Il fait jour et dans la petite foule de « titrologues » massée devant le kiosque à journaux, les visages sont graves. Lorsque l’un d’entre eux se décide enfin à quitter les lieux, ce n’est pas sans pousser un long soupir, perplexe et dépité. Presqu’un ras-le-bol. Les nouvelles ne sont pas bonnes. En Côte d’Ivoire, les vieux démons rodent encore. Et pour cause…

Le FPI, principal parti d’opposition a claqué la porte de la CEI (commission électorale indépendante), organe chargé de l’organisation des élections, avec pour éventuelle conséquence, sa non participation aux futures élections de 2015. Au centre de la vive polémique qui met aux prises gouvernement et opposition, la CEI, mais plus encore : Youssouf Bakayoko, président sortant. La reconduction de ce dernier à la tête de la CEI, un acte perçu par une partie de l’opposition comme une volonté manifeste pour le régime en place de vouloir confisquer le pouvoir.  Voilà le sujet qui occupe, en ce jour, les titres à la une en Côte d’Ivoire.

Mais qui est Youssouf Bakayoko ? C’est cet homme qui, alors que l’on attendait avec anxiété les fameux résultats de l’élection présidentielle de 2010 et que le délai imparti à l’organe qu’il dirigeait pour livrer ces résultats, était épuisé, apparut, étrangement seul, entouré de quelques journalistes de chaînes étrangères, accourus pour la circonstance et proclama lesdits résultats, au Golfe Hôtel, un endroit pourtant réputé pour être le QG d’Alassane Ouattara, alors candidat au second tour face à Laurent Gbagbo.

Pour le FPI : « Youssouf Bakayoko n’est pas crédible ; il a  une grande part de responsabilité dans la crise post-électorale ».

Réponse du berger: un chef d’Etat agacé, voire courroucé et… nettement menaçant : « Je suis fatigué du FPI (…) Youssouf Bakayoko (…) ne sera pas changé.
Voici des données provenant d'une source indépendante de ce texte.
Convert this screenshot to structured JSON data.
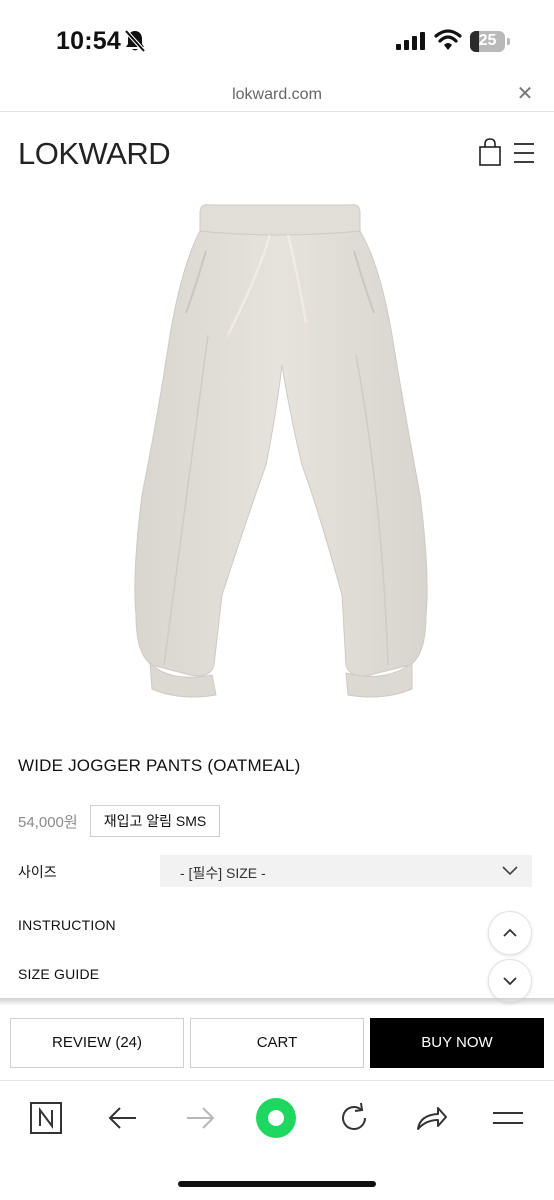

Je demande au Fpi de revenir dans la Commission électorale. (…) Si ça continue, je demanderai au ministre de l'Intérieur d'organiser les élections. Youssouf Bakayoko est président de la Cei et demeure président de la Cei (…) J’ai mis ces personnes (cadres de l’opposition) en liberté provisoire et cette liberté n’est que provisoire». Et, Koné Bruno, porte-parole du gouvernement de renchérir : « S’ils (le FPI et ses alliés) ne veulent pas revenir (à la CEI), la vie continuera sans eux».
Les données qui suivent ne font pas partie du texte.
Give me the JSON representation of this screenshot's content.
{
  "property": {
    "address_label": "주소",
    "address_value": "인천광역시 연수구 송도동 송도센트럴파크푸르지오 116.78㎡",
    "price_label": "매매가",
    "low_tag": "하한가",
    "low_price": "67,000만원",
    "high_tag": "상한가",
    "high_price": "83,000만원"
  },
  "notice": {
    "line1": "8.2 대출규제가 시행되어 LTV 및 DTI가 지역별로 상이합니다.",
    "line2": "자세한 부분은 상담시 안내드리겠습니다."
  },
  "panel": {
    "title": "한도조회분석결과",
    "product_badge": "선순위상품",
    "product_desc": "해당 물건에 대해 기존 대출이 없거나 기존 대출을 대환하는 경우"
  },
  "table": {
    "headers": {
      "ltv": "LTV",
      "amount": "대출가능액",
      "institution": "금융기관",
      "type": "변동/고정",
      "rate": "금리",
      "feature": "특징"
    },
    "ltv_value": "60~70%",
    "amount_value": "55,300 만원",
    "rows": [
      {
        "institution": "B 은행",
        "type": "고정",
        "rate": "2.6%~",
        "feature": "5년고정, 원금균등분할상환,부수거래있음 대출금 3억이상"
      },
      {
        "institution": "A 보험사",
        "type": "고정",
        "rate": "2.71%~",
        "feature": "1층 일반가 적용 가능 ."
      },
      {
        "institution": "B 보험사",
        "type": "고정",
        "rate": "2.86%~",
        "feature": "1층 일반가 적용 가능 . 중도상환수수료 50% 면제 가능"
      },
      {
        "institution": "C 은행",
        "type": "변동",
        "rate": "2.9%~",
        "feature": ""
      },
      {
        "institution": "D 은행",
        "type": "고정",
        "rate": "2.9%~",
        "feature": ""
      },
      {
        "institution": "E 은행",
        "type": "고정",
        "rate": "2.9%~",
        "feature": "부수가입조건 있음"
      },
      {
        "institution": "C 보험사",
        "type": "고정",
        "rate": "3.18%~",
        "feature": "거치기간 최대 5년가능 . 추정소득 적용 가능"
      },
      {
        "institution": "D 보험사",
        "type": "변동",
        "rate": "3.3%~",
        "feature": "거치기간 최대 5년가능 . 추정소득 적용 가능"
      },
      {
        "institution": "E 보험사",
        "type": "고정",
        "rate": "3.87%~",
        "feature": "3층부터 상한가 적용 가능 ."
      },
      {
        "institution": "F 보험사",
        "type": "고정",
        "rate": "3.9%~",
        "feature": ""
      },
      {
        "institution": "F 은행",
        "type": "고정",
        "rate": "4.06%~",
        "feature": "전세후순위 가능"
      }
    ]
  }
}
Conséquence : Le FPI pourrait être désormais absent aux discussions politiques et éventuellement à l’élection présidentielle de 2015. Faut-il craindre le pire ?
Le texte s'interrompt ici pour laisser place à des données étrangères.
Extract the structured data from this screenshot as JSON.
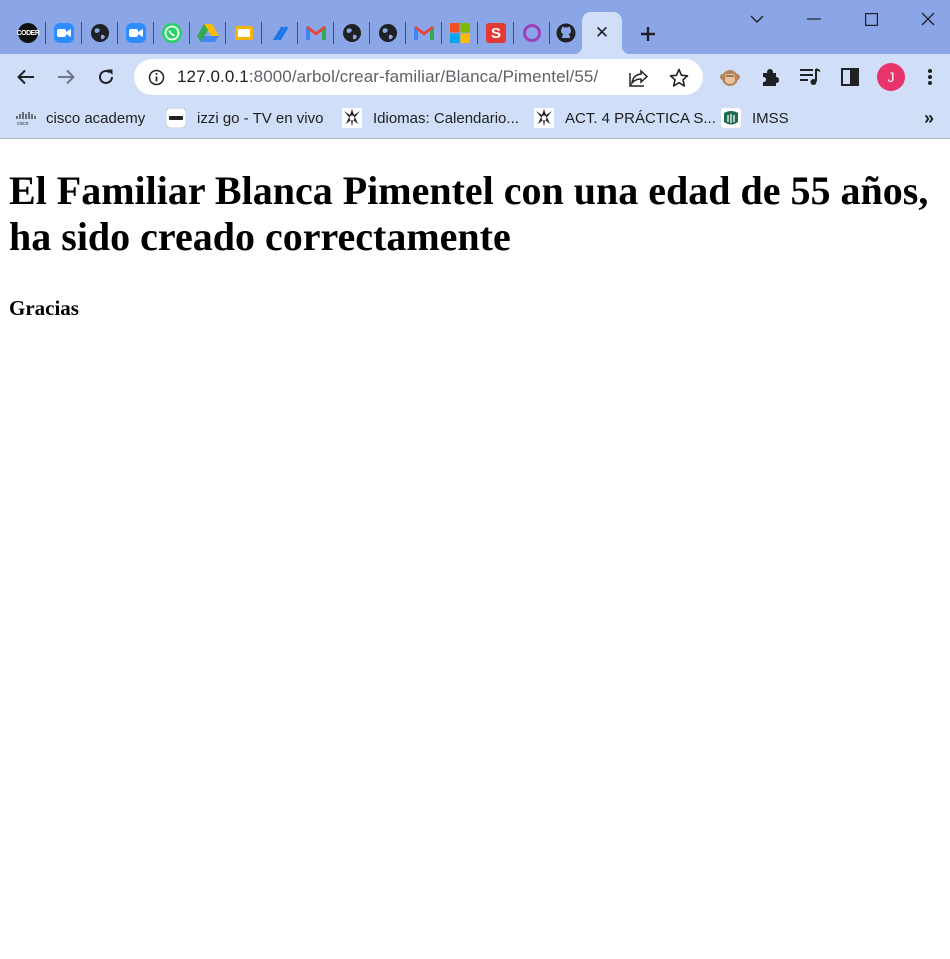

« IL y  a des raisons d’avoir peur », avancent certains, mais pour d’autres, comme Joël N’guessan, porte-parole du RDR, parti au pouvoir : « il n’y aura rien ».

Les ivoiriens s’en souviennent : en 2000, de grands partis ivoiriens que sont le RDR et le PDCI sont été écartés – à tort ou à raison - de la présidentielle. Deux ans plus tard surgissait une rébellion armée au nord du pays. Quelques années plus ensuite, le nouveau régime lançait un slogan de campagne, à la limite, vexant pour ses adversaires politiques : « Ya rien en face, c’est maïs ! ». La suite, on la connait : une crise post-électorale, 3000 morts…

Frustrations, arrogance, divisions, propos virulents, exclusion, menaces… La scène politique ivoirienne, comme hier, est à nouveau, en ébullition. Les mêmes causes produisant toujours les mêmes effets, on en tremble déjà de peur à Abidjan, en Côte d’Ivoire, comme ces « titrologues », ce matin, qui lisent les titres des journaux, la gorge nouée d’angoisse ; une angoisse mêlée d’une sourde colère…, comme il y a quelques années.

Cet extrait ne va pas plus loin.